IN solving a problem that at the time was thought to be insurmountable, and in the adaptability of its principles to the successful overcoming of apparently insuperable difficulties subsequently arising in other lines of work, this invention is one of the most remarkable of the many that Edison has made in his long career as an inventor.
The object primarily sought to be accomplished was the repeating of telegraphic signals from a distance without the aid of a galvanometer or an electromagnetic relay, to overcome the claims of the Page patent referred to in the preceding narrative. This object was achieved in the device described in Edison's basic patent No. 158,787, issued January 19, 1875, by the substitution of friction and antifriction for the presence and absence of magnetism in a regulation relay.

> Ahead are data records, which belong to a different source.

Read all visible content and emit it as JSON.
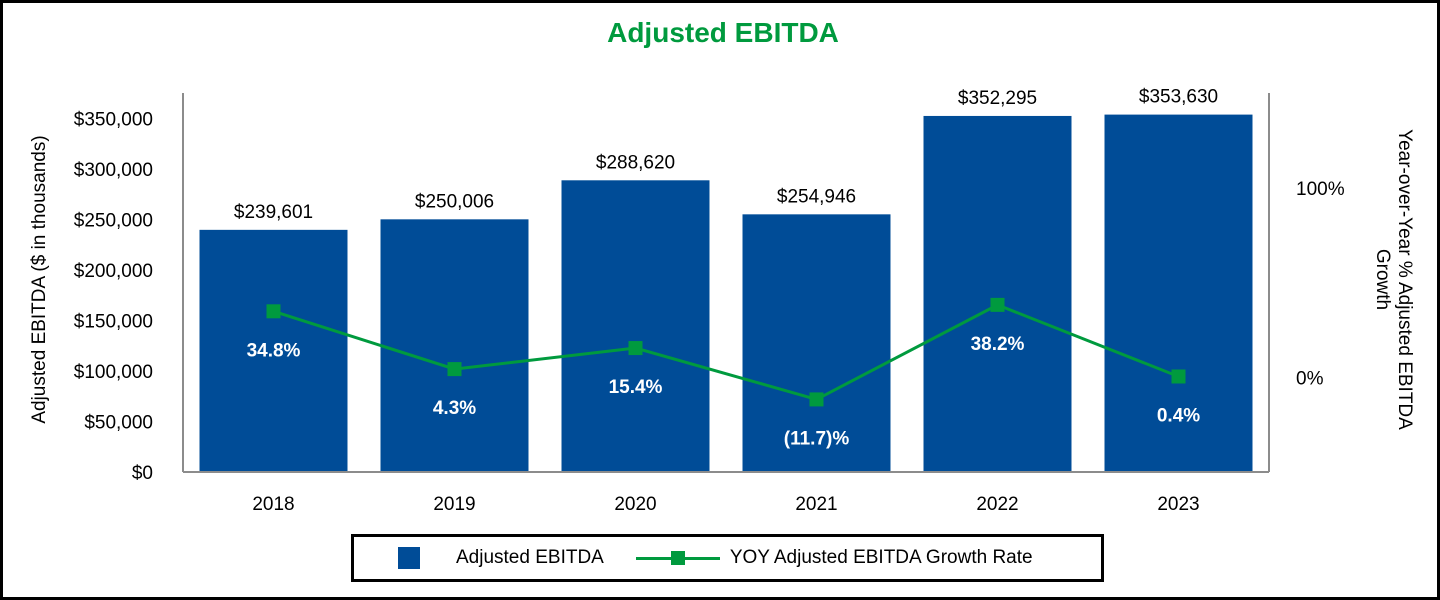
{
  "chart_data": {
    "type": "bar",
    "title": "Adjusted EBITDA",
    "categories": [
      "2018",
      "2019",
      "2020",
      "2021",
      "2022",
      "2023"
    ],
    "series": [
      {
        "name": "Adjusted EBITDA",
        "type": "bar",
        "axis": "left",
        "values": [
          239601,
          250006,
          288620,
          254946,
          352295,
          353630
        ],
        "labels": [
          "$239,601",
          "$250,006",
          "$288,620",
          "$254,946",
          "$352,295",
          "$353,630"
        ]
      },
      {
        "name": "YOY Adjusted EBITDA Growth Rate",
        "type": "line",
        "axis": "right",
        "values": [
          34.8,
          4.3,
          15.4,
          -11.7,
          38.2,
          0.4
        ],
        "labels": [
          "34.8%",
          "4.3%",
          "15.4%",
          "(11.7)%",
          "38.2%",
          "0.4%"
        ]
      }
    ],
    "ylabel": "Adjusted EBITDA ($ in thousands)",
    "y2label": "Year-over-Year % Adjusted EBITDA Growth",
    "ylim": [
      0,
      375000
    ],
    "yticks": [
      0,
      50000,
      100000,
      150000,
      200000,
      250000,
      300000,
      350000
    ],
    "yticklabels": [
      "$0",
      "$50,000",
      "$100,000",
      "$150,000",
      "$200,000",
      "$250,000",
      "$300,000",
      "$350,000"
    ],
    "y2lim": [
      -50,
      150
    ],
    "y2ticks": [
      0,
      100
    ],
    "y2ticklabels": [
      "0%",
      "100%"
    ],
    "legend_position": "bottom",
    "colors": {
      "bar": "#004c97",
      "line": "#009a3e",
      "title": "#009a3e"
    }
  }
}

It may be observed, parenthetically, for the benefit of the lay reader, that in telegraphy the device known as the relay is a receiving instrument containing an electromagnet adapted to respond to the weak line-current. Its armature moves in accordance with electrical impulses, or signals, transmitted from a distance, and, in so responding, operates mechanically to alternately close and open a separate local circuit in which there is a sounder and a powerful battery. When used for true relaying purposes the signals received from a distance are in turn repeated over the next section of the line, the powerful local battery furnishing current for this purpose. As this causes a loud repetition of the original signals, it will be seen that relaying is an economic method of extending a telegraph circuit beyond the natural limits of its battery power.